Sunset at Bardem

Jesus the fisherman walks half a mile
west in open water, works nets
at day’s end, appraises a catch
much reduced. Nipponese trawlers
now carpet fish the high seas outside Goa.
He doubts even his Father will arrange
for the meagre sardines and mandeli
to be divided amongst the congregation.
Southwards, the apprehension of an incoming
grey line that might make him lose even this.

Two hundred feet above the shallows,
Christ ascends the high altar of St.
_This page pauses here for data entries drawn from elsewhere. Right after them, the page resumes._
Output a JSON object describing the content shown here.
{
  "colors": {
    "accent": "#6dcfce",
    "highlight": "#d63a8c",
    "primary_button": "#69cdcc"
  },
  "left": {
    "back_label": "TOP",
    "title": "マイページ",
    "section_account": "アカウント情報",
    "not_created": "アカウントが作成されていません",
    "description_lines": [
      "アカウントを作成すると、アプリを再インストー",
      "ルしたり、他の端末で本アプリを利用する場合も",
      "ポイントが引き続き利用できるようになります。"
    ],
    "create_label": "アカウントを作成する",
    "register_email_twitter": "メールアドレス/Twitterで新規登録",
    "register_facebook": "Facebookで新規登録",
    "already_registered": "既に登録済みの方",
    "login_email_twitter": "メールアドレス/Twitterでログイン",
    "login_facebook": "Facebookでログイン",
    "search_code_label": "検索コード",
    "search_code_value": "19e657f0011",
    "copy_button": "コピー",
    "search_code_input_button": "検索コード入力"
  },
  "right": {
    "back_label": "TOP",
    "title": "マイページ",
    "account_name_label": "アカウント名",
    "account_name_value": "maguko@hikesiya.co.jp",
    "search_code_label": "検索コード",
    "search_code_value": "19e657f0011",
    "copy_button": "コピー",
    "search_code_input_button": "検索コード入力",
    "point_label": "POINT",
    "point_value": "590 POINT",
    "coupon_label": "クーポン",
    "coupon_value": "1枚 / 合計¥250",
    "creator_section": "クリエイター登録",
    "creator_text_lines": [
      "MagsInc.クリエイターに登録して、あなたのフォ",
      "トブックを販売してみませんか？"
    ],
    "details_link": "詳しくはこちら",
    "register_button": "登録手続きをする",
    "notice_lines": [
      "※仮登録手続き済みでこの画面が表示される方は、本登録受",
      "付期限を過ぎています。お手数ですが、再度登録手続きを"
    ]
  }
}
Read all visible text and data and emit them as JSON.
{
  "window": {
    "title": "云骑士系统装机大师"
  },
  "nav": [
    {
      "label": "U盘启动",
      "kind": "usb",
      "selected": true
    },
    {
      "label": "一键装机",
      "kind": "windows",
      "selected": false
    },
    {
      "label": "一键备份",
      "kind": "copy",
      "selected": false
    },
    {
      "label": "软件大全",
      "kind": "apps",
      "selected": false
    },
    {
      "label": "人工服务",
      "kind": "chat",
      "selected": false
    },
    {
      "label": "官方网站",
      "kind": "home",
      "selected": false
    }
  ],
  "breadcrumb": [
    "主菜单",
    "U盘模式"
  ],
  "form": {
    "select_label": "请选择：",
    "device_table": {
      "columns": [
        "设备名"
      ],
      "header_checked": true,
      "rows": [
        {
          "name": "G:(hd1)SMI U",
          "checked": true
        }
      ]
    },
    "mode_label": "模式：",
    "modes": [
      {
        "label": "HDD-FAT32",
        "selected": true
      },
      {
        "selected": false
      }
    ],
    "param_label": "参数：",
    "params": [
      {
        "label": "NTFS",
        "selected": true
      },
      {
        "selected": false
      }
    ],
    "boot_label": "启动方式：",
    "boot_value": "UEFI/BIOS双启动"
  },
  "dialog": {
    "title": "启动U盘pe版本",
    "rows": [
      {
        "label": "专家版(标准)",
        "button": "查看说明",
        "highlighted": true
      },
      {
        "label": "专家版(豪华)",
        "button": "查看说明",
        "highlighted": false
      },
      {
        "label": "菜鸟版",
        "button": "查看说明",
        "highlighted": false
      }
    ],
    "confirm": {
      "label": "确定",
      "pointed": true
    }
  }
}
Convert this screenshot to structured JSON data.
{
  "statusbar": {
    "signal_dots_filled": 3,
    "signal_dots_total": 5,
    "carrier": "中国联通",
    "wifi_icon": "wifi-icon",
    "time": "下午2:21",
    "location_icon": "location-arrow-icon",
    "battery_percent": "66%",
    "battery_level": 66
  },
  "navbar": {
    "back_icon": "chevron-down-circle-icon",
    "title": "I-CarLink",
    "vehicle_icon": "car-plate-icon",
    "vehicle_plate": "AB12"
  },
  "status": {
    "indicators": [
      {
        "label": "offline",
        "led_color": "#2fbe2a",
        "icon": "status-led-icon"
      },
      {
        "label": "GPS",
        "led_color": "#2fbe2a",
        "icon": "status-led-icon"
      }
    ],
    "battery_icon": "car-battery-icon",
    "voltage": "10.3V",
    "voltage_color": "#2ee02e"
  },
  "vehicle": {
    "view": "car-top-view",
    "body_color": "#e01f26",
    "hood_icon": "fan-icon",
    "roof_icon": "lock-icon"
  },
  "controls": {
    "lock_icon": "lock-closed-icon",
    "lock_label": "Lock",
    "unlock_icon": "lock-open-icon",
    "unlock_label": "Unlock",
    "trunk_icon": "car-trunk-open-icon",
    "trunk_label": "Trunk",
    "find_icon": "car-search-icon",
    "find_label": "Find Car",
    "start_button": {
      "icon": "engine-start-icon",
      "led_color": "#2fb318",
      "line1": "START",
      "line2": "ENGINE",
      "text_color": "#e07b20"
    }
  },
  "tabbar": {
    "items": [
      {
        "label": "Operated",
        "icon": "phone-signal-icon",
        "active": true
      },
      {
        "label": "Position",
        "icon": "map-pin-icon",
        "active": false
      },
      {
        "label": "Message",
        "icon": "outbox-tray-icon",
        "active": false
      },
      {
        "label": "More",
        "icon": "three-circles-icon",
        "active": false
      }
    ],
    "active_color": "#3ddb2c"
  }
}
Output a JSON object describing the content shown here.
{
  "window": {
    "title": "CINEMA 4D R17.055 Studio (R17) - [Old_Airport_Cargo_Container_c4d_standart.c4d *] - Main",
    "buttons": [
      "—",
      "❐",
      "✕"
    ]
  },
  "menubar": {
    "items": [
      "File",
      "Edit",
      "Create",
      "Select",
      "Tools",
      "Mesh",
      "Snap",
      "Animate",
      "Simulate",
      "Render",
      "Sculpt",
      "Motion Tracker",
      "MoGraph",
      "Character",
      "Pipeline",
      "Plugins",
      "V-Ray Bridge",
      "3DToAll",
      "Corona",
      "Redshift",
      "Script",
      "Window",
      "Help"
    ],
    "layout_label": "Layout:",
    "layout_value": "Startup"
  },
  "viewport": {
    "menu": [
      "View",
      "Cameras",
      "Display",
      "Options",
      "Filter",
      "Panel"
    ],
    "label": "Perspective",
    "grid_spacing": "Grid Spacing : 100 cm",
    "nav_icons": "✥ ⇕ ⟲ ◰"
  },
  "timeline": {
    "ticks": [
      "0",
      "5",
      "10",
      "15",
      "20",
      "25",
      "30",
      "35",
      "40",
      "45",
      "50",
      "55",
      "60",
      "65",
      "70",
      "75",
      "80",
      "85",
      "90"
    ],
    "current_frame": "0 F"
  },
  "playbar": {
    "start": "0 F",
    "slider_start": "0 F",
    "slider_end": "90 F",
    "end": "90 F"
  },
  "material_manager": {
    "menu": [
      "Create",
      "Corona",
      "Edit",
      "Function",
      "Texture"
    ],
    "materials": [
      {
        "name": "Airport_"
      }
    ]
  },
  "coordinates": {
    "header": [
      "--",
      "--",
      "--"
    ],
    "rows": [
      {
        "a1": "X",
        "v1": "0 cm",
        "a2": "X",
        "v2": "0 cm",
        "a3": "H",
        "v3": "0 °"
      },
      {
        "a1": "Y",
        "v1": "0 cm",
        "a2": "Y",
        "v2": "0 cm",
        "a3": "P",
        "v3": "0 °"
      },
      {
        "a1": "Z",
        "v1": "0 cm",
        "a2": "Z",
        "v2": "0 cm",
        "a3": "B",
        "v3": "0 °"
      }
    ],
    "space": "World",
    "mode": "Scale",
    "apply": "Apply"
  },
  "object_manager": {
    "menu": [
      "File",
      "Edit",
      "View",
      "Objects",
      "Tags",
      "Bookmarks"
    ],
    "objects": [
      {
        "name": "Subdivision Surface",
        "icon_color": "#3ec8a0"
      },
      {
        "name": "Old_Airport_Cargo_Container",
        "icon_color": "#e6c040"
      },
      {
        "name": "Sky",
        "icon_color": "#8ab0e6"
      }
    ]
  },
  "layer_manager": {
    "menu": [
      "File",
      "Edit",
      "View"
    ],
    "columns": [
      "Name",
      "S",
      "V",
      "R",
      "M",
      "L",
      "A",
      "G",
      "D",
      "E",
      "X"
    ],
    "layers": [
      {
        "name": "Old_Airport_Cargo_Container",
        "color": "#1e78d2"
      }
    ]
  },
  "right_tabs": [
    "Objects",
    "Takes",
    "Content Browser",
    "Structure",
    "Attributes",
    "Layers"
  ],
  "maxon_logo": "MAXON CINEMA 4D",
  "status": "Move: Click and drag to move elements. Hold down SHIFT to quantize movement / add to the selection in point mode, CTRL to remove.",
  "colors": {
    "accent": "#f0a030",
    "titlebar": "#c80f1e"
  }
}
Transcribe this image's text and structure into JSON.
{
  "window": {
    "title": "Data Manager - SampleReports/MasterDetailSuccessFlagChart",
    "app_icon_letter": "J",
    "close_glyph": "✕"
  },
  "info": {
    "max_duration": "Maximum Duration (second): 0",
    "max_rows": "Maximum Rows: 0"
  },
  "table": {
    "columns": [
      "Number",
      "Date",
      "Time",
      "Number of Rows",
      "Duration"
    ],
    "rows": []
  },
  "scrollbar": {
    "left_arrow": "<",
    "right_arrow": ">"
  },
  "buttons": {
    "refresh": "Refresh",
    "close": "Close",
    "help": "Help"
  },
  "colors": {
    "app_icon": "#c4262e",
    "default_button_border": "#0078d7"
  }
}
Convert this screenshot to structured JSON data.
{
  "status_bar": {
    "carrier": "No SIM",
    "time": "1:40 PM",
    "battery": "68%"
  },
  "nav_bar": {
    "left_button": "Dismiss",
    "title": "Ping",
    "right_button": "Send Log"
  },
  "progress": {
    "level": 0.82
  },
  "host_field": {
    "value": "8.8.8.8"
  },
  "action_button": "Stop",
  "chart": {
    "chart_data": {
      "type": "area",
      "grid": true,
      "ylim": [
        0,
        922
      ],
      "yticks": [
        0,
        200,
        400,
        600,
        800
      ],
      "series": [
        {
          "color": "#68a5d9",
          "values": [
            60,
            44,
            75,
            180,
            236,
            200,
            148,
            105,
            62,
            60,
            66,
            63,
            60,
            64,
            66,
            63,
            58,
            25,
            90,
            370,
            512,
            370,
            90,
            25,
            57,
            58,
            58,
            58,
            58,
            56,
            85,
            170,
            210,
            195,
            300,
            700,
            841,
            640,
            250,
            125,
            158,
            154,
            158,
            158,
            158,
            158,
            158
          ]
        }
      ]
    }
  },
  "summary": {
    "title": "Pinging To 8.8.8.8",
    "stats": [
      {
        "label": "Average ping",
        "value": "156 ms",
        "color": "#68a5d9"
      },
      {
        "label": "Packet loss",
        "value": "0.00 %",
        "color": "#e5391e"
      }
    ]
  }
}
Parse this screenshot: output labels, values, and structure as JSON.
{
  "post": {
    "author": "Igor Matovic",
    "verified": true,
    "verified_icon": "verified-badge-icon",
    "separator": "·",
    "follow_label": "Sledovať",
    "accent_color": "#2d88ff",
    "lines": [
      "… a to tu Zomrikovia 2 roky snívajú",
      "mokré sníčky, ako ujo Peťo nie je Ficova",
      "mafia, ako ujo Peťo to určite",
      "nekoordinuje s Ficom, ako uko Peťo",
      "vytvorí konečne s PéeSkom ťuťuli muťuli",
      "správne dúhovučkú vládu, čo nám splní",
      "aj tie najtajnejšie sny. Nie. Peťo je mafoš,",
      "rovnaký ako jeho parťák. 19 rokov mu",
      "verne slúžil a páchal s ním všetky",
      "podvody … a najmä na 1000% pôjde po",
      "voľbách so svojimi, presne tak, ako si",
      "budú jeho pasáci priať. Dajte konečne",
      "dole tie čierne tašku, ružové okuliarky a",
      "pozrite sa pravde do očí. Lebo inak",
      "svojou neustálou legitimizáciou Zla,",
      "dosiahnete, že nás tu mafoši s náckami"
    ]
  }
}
Diego’s.
His Plaster of Paris finger follows
the storm beyond his iterative flock
kicking a football outside the narthex.
Fra. Aubreau keeps goal as assiduously
as he tends to his laity. He pushes the hair
from his face, spies the moving finger
and rubs his eyes as it points to the sky.

This vindication of his faith fleetingly
overcomes his skills as a keeper:
he misses the penalty and takes the ball
full frontally on his crotch, belief
systems are compelled ephemerally
onto an entirely different focus. Aubreau
suffers the extreme barbs of piety,
as he rolls in the dust like a supplicant.

Above the belfry, the squall slows.
The sun brings absolution, lighting
at the last instant palm fronds
that line the beach all the way
to Sinquerim, revealing a gleam
of His heavenly kingdom.
Christ postpones resurrection
to keep the rain at bay, enough
to convey the fishermen and footballers
of Bardem to vespers. A Bodhisatva,
the messiah has a job to do
and pits compassion over destiny every time.